Seorang anggota Kongres AS, Dutch Ruppersberger mengatakan, “Washington mengetahui bahwa Beijing memiliki tujuan, potensi, dan motivasi yang cukup dalam menggunakan perangkat seluler untuk melawan AS. Infrastruktur jaringan AS rentan dan para peretas Cina selalu menyerang mereka.”

Washington menuding Direktur global Huawei, Meng Wanzhou melanggar sanksi AS terhadap Iran. Namun karena gagal membuktikan tuduhannya itu, AS kemudian mengangkat isu kegiatan spionase oleh perusahaan-perusahaan telekomunikasi Cina.

AS dan Eropa telah meningkatkan tekanannya terhadap perusahaan telekomunikasi Cina. Presiden Donald Trump menandatangani sebuah dokumen yang melarang lembaga pemerintah dan operator AS menggunakan perangkat buatan Huawei dan ZTE. Aturan ini termasuk larangan penggunaan seluruh gadget yang mampu menyimpan data pengguna.


Direktur global Huawei, Meng Wanzhou.

Eric Anderson, dosen America’s National Intelligence University dan penulis buku “Sinophobia: The Huawei Story” mengatakan, “Tidak ada bukti yang menunjukkan bahwa Huawei bekerjasama dengan sebuah kelompok dalam kejahatan spionase.”

AS tampaknya mengkhawatirkan kemajuan pesat yang dicapai perusahaan Huawei.
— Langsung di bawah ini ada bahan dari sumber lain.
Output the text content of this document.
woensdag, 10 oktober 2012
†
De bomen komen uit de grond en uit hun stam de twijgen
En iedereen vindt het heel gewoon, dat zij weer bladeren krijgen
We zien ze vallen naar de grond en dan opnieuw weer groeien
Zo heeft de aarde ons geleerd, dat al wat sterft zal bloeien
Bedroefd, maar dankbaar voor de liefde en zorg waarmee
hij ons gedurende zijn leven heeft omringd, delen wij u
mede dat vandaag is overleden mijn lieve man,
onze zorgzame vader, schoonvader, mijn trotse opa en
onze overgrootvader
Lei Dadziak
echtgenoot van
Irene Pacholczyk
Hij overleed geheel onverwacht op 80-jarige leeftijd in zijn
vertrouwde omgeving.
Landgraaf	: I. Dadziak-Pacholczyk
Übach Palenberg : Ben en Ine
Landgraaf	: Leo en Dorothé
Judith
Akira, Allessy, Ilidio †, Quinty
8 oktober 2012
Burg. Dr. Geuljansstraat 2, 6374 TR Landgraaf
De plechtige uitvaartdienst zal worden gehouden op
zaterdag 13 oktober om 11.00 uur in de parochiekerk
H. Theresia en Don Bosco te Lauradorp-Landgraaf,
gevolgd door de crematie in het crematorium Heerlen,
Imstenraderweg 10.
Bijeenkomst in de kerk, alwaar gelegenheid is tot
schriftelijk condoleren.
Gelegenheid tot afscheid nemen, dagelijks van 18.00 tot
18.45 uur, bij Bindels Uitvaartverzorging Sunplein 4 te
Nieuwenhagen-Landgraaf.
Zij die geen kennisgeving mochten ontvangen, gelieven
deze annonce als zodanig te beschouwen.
Ia telah menjadi raksasa dunia yang menyediakan layanan telekomunikasi dan jaringan seluler setelah menyalip posisi perusahaan Ericson pada 2012.

Huawei memiliki lebih dari 180 ribu pegawai di seluruh dunia dan sekitar 46 persen dari mereka bekerja di bidang riset dan pengembangan teknologi. Perusahaan ini mendirikan sekitar 20 lembaga riset di negara-negara seperti Amerika, India, Swedia, Rusia, dan Turki. Pada 2011, Huawei menginvestasikan lebih dari 4 miliar dolar untuk program riset dan pengembangan teknologi.

Huawei meluncurkan ponsel pertama dunia dengan tiga kamera ke pasar global pada 2018. Raksasa telekomunikasi Huawei sedang bekerja untuk mengembangan infrastruktur jaringan 5G, dan Eropa merupakan pasar terbesar mereka di luar Asia.

Menjawab tudingan AS tentang hubungan mereka dengan pemerintah Cina, juru bicara Huawei, Scott Sykes mengatakan, “Hubungan perusahaan Huawei dengan pemerintah Cina seperti hubungan perusahaan Cisco dengan pemerintah AS.”

Banyak pengamat politik dan media percaya bahwa pemerintah AS telah memfokuskan upayanya untuk memperlemah posisi teknologi Cina. Karena menurut Washington, kemajuan Cina di berbagai bidang teknologi terutama telekomunikasi akan membahayakan kekuatan hegemoni AS. Untuk itu, AS mendorong negara-negara lain termasuk Eropa untuk menerapkan pembatasan bagi pasar Huawei dan ZTE.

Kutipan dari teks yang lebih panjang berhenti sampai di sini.